Wie die Verankerung des Nachhaltigkeits­prinzips für Unternehmen zu einem lohnenden Unterfangen wird

  • Januar 2017

Unternehmen, die Nachhaltigkeit zum Geschäftsprinzip erhoben haben, erweisen sich nicht zufällig als besonders resilient. Ökologisch effizientes und verantwortungsbewusstes Handeln hilft ihnen, Kosten zu senken und Risiken zu begrenzen – und stärkt direkt ihren wirtschaftlichen Erfolg. Auch in Deutschland erkennen dies immer mehr Firmen und bringen Nachhaltigkeitsinitiativen in Gang, die das gesamte Unternehmen umfassen. Die verantwortlichen Manager und ihre Teams stehen vor der Mammutaufgabe, ein neues Denken im Unternehmen zu verankern. Erfahrungen internationaler Firmen, die den Prozess erfolgreich gemeistert haben, zeigen, worauf es dabei ankommt.

IN VIELEN amerikanischen Unternehmen ist es längst mehr als ein Versprechen, in Deutschland steht sein wahrer Durchbruch erst bevor: Das Prinzip der Nachhaltigkeit gilt immer mehr Firmen als elementar für einen tragfähigen Geschäftserfolg. Nachhaltig zu wirtschaften heißt für sie, verantwortungsvoll und vorausschauend zu handeln.
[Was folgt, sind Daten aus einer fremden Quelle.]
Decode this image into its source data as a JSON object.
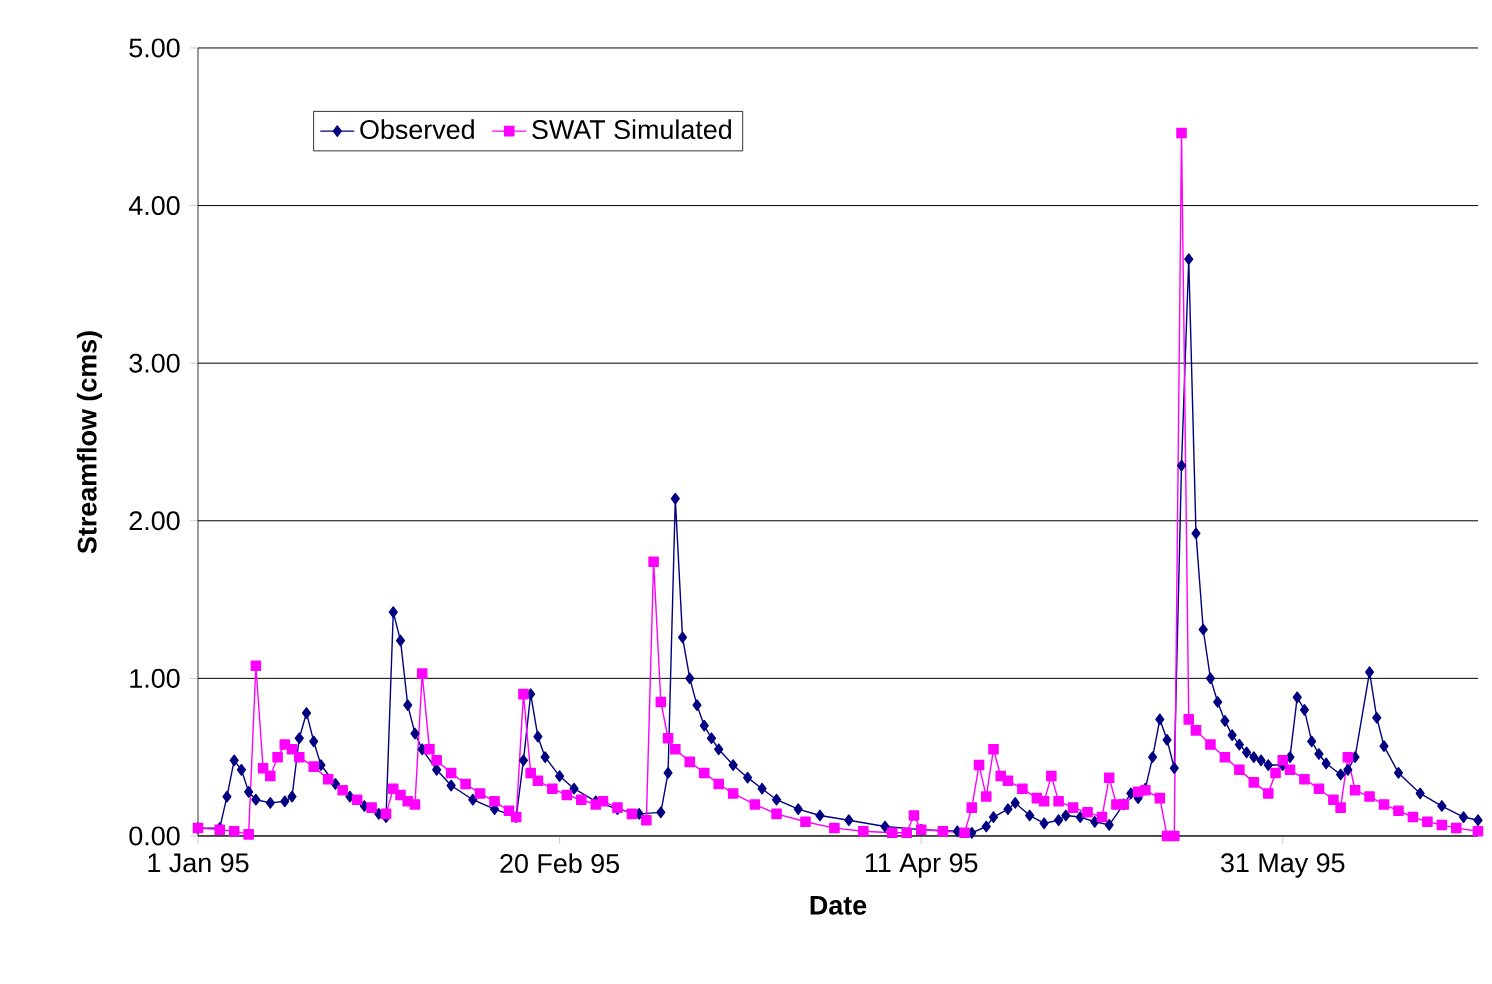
{
  "chart_data": {
    "type": "line",
    "xlabel": "Date",
    "ylabel": "Streamflow (cms)",
    "xlim": [
      "1995-01-01",
      "1995-06-27"
    ],
    "xticks": [
      {
        "value": "1995-01-01",
        "label": "1 Jan 95"
      },
      {
        "value": "1995-02-20",
        "label": "20 Feb 95"
      },
      {
        "value": "1995-04-11",
        "label": "11 Apr 95"
      },
      {
        "value": "1995-05-31",
        "label": "31 May 95"
      }
    ],
    "ylim": [
      0,
      5
    ],
    "yticks": [
      {
        "value": 0,
        "label": "0.00"
      },
      {
        "value": 1,
        "label": "1.00"
      },
      {
        "value": 2,
        "label": "2.00"
      },
      {
        "value": 3,
        "label": "3.00"
      },
      {
        "value": 4,
        "label": "4.00"
      },
      {
        "value": 5,
        "label": "5.00"
      }
    ],
    "grid": "y",
    "legend": "top left",
    "series": [
      {
        "name": "Observed",
        "color": "#000080",
        "marker": "diamond",
        "x": [
          "1995-01-01",
          "1995-01-04",
          "1995-01-05",
          "1995-01-06",
          "1995-01-07",
          "1995-01-08",
          "1995-01-09",
          "1995-01-11",
          "1995-01-13",
          "1995-01-14",
          "1995-01-15",
          "1995-01-16",
          "1995-01-17",
          "1995-01-18",
          "1995-01-20",
          "1995-01-22",
          "1995-01-24",
          "1995-01-26",
          "1995-01-27",
          "1995-01-28",
          "1995-01-29",
          "1995-01-30",
          "1995-01-31",
          "1995-02-01",
          "1995-02-03",
          "1995-02-05",
          "1995-02-08",
          "1995-02-11",
          "1995-02-14",
          "1995-02-15",
          "1995-02-16",
          "1995-02-17",
          "1995-02-18",
          "1995-02-20",
          "1995-02-22",
          "1995-02-25",
          "1995-02-28",
          "1995-03-03",
          "1995-03-06",
          "1995-03-07",
          "1995-03-08",
          "1995-03-09",
          "1995-03-10",
          "1995-03-11",
          "1995-03-12",
          "1995-03-13",
          "1995-03-14",
          "1995-03-16",
          "1995-03-18",
          "1995-03-20",
          "1995-03-22",
          "1995-03-25",
          "1995-03-28",
          "1995-04-01",
          "1995-04-06",
          "1995-04-11",
          "1995-04-16",
          "1995-04-18",
          "1995-04-20",
          "1995-04-21",
          "1995-04-23",
          "1995-04-24",
          "1995-04-26",
          "1995-04-28",
          "1995-04-30",
          "1995-05-01",
          "1995-05-03",
          "1995-05-05",
          "1995-05-07",
          "1995-05-09",
          "1995-05-10",
          "1995-05-11",
          "1995-05-12",
          "1995-05-13",
          "1995-05-14",
          "1995-05-15",
          "1995-05-16",
          "1995-05-17",
          "1995-05-18",
          "1995-05-19",
          "1995-05-20",
          "1995-05-21",
          "1995-05-22",
          "1995-05-23",
          "1995-05-24",
          "1995-05-25",
          "1995-05-26",
          "1995-05-27",
          "1995-05-28",
          "1995-05-29",
          "1995-05-31",
          "1995-06-01",
          "1995-06-02",
          "1995-06-03",
          "1995-06-04",
          "1995-06-05",
          "1995-06-06",
          "1995-06-08",
          "1995-06-09",
          "1995-06-10",
          "1995-06-12",
          "1995-06-13",
          "1995-06-14",
          "1995-06-16",
          "1995-06-19",
          "1995-06-22",
          "1995-06-25",
          "1995-06-27"
        ],
        "values": [
          0.05,
          0.05,
          0.25,
          0.48,
          0.42,
          0.28,
          0.23,
          0.21,
          0.22,
          0.25,
          0.62,
          0.78,
          0.6,
          0.45,
          0.33,
          0.25,
          0.19,
          0.14,
          0.12,
          1.42,
          1.24,
          0.83,
          0.65,
          0.55,
          0.42,
          0.32,
          0.23,
          0.17,
          0.12,
          0.48,
          0.9,
          0.63,
          0.5,
          0.38,
          0.3,
          0.22,
          0.17,
          0.14,
          0.15,
          0.4,
          2.14,
          1.26,
          1.0,
          0.83,
          0.7,
          0.62,
          0.55,
          0.45,
          0.37,
          0.3,
          0.23,
          0.17,
          0.13,
          0.1,
          0.06,
          0.04,
          0.03,
          0.02,
          0.06,
          0.12,
          0.17,
          0.21,
          0.13,
          0.08,
          0.1,
          0.13,
          0.12,
          0.09,
          0.07,
          0.2,
          0.27,
          0.24,
          0.3,
          0.5,
          0.74,
          0.61,
          0.43,
          2.35,
          3.66,
          1.92,
          1.31,
          1.0,
          0.85,
          0.73,
          0.64,
          0.58,
          0.53,
          0.5,
          0.48,
          0.45,
          0.45,
          0.5,
          0.88,
          0.8,
          0.6,
          0.52,
          0.46,
          0.39,
          0.42,
          0.5,
          1.04,
          0.75,
          0.57,
          0.4,
          0.27,
          0.19,
          0.12,
          0.1
        ]
      },
      {
        "name": "SWAT Simulated",
        "color": "#ff00ff",
        "marker": "square",
        "x": [
          "1995-01-01",
          "1995-01-04",
          "1995-01-06",
          "1995-01-08",
          "1995-01-09",
          "1995-01-10",
          "1995-01-11",
          "1995-01-12",
          "1995-01-13",
          "1995-01-14",
          "1995-01-15",
          "1995-01-17",
          "1995-01-19",
          "1995-01-21",
          "1995-01-23",
          "1995-01-25",
          "1995-01-27",
          "1995-01-28",
          "1995-01-29",
          "1995-01-30",
          "1995-01-31",
          "1995-02-01",
          "1995-02-02",
          "1995-02-03",
          "1995-02-05",
          "1995-02-07",
          "1995-02-09",
          "1995-02-11",
          "1995-02-13",
          "1995-02-14",
          "1995-02-15",
          "1995-02-16",
          "1995-02-17",
          "1995-02-19",
          "1995-02-21",
          "1995-02-23",
          "1995-02-25",
          "1995-02-26",
          "1995-02-28",
          "1995-03-02",
          "1995-03-04",
          "1995-03-05",
          "1995-03-06",
          "1995-03-07",
          "1995-03-08",
          "1995-03-10",
          "1995-03-12",
          "1995-03-14",
          "1995-03-16",
          "1995-03-19",
          "1995-03-22",
          "1995-03-26",
          "1995-03-30",
          "1995-04-03",
          "1995-04-07",
          "1995-04-09",
          "1995-04-10",
          "1995-04-11",
          "1995-04-14",
          "1995-04-17",
          "1995-04-18",
          "1995-04-19",
          "1995-04-20",
          "1995-04-21",
          "1995-04-22",
          "1995-04-23",
          "1995-04-25",
          "1995-04-27",
          "1995-04-28",
          "1995-04-29",
          "1995-04-30",
          "1995-05-02",
          "1995-05-04",
          "1995-05-06",
          "1995-05-07",
          "1995-05-08",
          "1995-05-09",
          "1995-05-11",
          "1995-05-12",
          "1995-05-14",
          "1995-05-15",
          "1995-05-16",
          "1995-05-17",
          "1995-05-18",
          "1995-05-19",
          "1995-05-21",
          "1995-05-23",
          "1995-05-25",
          "1995-05-27",
          "1995-05-29",
          "1995-05-30",
          "1995-05-31",
          "1995-06-01",
          "1995-06-03",
          "1995-06-05",
          "1995-06-07",
          "1995-06-08",
          "1995-06-09",
          "1995-06-10",
          "1995-06-12",
          "1995-06-14",
          "1995-06-16",
          "1995-06-18",
          "1995-06-20",
          "1995-06-22",
          "1995-06-24",
          "1995-06-27"
        ],
        "values": [
          0.05,
          0.04,
          0.03,
          0.01,
          1.08,
          0.43,
          0.38,
          0.5,
          0.58,
          0.55,
          0.5,
          0.44,
          0.36,
          0.29,
          0.23,
          0.18,
          0.14,
          0.3,
          0.26,
          0.22,
          0.2,
          1.03,
          0.55,
          0.48,
          0.4,
          0.33,
          0.27,
          0.22,
          0.16,
          0.12,
          0.9,
          0.4,
          0.35,
          0.3,
          0.26,
          0.23,
          0.2,
          0.22,
          0.18,
          0.14,
          0.1,
          1.74,
          0.85,
          0.62,
          0.55,
          0.47,
          0.4,
          0.33,
          0.27,
          0.2,
          0.14,
          0.09,
          0.05,
          0.03,
          0.02,
          0.02,
          0.13,
          0.04,
          0.03,
          0.02,
          0.18,
          0.45,
          0.25,
          0.55,
          0.38,
          0.35,
          0.3,
          0.24,
          0.22,
          0.38,
          0.22,
          0.18,
          0.15,
          0.12,
          0.37,
          0.2,
          0.2,
          0.28,
          0.29,
          0.24,
          0,
          0,
          4.46,
          0.74,
          0.67,
          0.58,
          0.5,
          0.42,
          0.34,
          0.27,
          0.4,
          0.48,
          0.42,
          0.36,
          0.3,
          0.23,
          0.18,
          0.5,
          0.29,
          0.25,
          0.2,
          0.16,
          0.12,
          0.09,
          0.07,
          0.05,
          0.03
        ]
      }
    ]
  }
}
Es bedeutet zudem, die natürlichen Ressourcen so zu nutzen, dass sie auch in Zukunft als Grundlage für Wachstum und Wohlstand erhalten bleiben.

Ob ein Unternehmen nachhaltig wirtschaftet oder nicht, entscheidet demnach mit darüber, wie erfolgreich es ist und ob es langfristig überleben wird. In der Tat erweisen sich jene Unternehmen als besonders widerstandsfähig oder resilient, die Nachhaltigkeit als Voraussetzung ihres wirtschaftlichen Erfolgs ansehen. Diese Firmen haben „sustainability“ zum Geschäftsprinzip erhoben. Sie setzen strategische und erfolgsrelevante Nachhaltigkeitsinitiativen in die Tat um. So etwa General Electric: Der Konzern treibt seit einigen Jahren unter dem Titel „Ecomagination“ sehr öffentlichkeitswirksam umweltverträgliche und zugleich profitable Innovationen voran. Oder Marks and Spencer: Der britische Einzelhandelskonzern will bis 2015 zum weltweit nachhaltigsten Unternehmen seiner Branche werden und verspricht sich von seinem ambitionierten Nachhaltigkeitsprogramm „Plan A“ auch wirtschaftlich Erfolge.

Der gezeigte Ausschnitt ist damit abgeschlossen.